For caching, if using persisted queries/trusted documents + HTTP GET, you can store a lot of things in your CDN. I've been doing that in Confetti. And while the traffic is nowhere near a real world website, the query responses are served from the edge in a few milliseconds.

Obviously, caching is one of the most difficult thing in computer science so it's all tradeoffs, etc.. And GraphQL being very dynamic can make things look more complicated. But there are solutions out there. And if PQs + client side cache is not enough, you can also do entity-caching in your API gateway, etc...

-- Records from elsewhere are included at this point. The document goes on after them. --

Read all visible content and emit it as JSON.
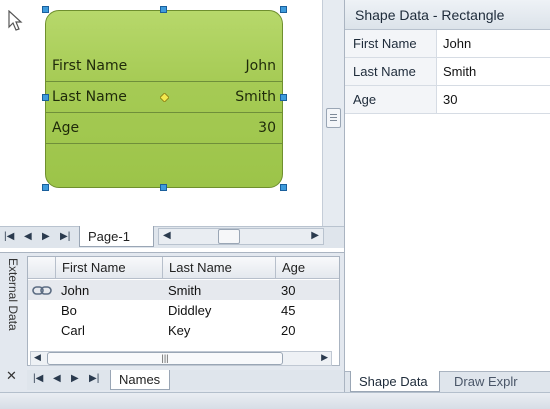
{
  "shape": {
    "rows": [
      {
        "label": "First Name",
        "value": "John"
      },
      {
        "label": "Last Name",
        "value": "Smith"
      },
      {
        "label": "Age",
        "value": "30"
      }
    ],
    "fill_color": "#a6cb55"
  },
  "page_tabs": {
    "active": "Page-1"
  },
  "external_data": {
    "window_label": "External Data",
    "columns": [
      "First Name",
      "Last Name",
      "Age"
    ],
    "rows": [
      {
        "first": "John",
        "last": "Smith",
        "age": "30",
        "linked": true
      },
      {
        "first": "Bo",
        "last": "Diddley",
        "age": "45",
        "linked": false
      },
      {
        "first": "Carl",
        "last": "Key",
        "age": "20",
        "linked": false
      }
    ],
    "sheet_tab": "Names"
  },
  "shape_data_panel": {
    "title": "Shape Data - Rectangle",
    "fields": [
      {
        "key": "First Name",
        "value": "John"
      },
      {
        "key": "Last Name",
        "value": "Smith"
      },
      {
        "key": "Age",
        "value": "30"
      }
    ],
    "tabs": [
      "Shape Data",
      "Draw Explr"
    ]
  },
  "icons": {
    "cursor": "arrow-cursor-icon",
    "link": "link-icon",
    "close": "close-icon"
  },
  "colors": {
    "handle": "#3e9bdc",
    "selected_row": "#e6e9ee"
  }
}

At the end of the day, GraphQL shares a lot of caching characteristics with REST. GraphQL + persisted queries is just REST where the client gets to build its own endpoints on demand without having to bother a backend engineer.

[valenterry]

GraphQL (at least for now) doesn't have subtyping, so the covariance/contravariance issue does not arise in the usual way. Adding inheritance would change this. But there's a similar problem hiding in the notion of non-breaking changes. Here's an example that benjie gave in issue 932:

It does have subtyping though. The main aspect of subtyping is substitutability. Therefore, the fact that you can substitute a nullable type (X) with an non-nullable type (X!) in the response(!) without breaking the schema is proof of that. You can find similar examples in the official spec.

The same is true for interfaces, unions and so on.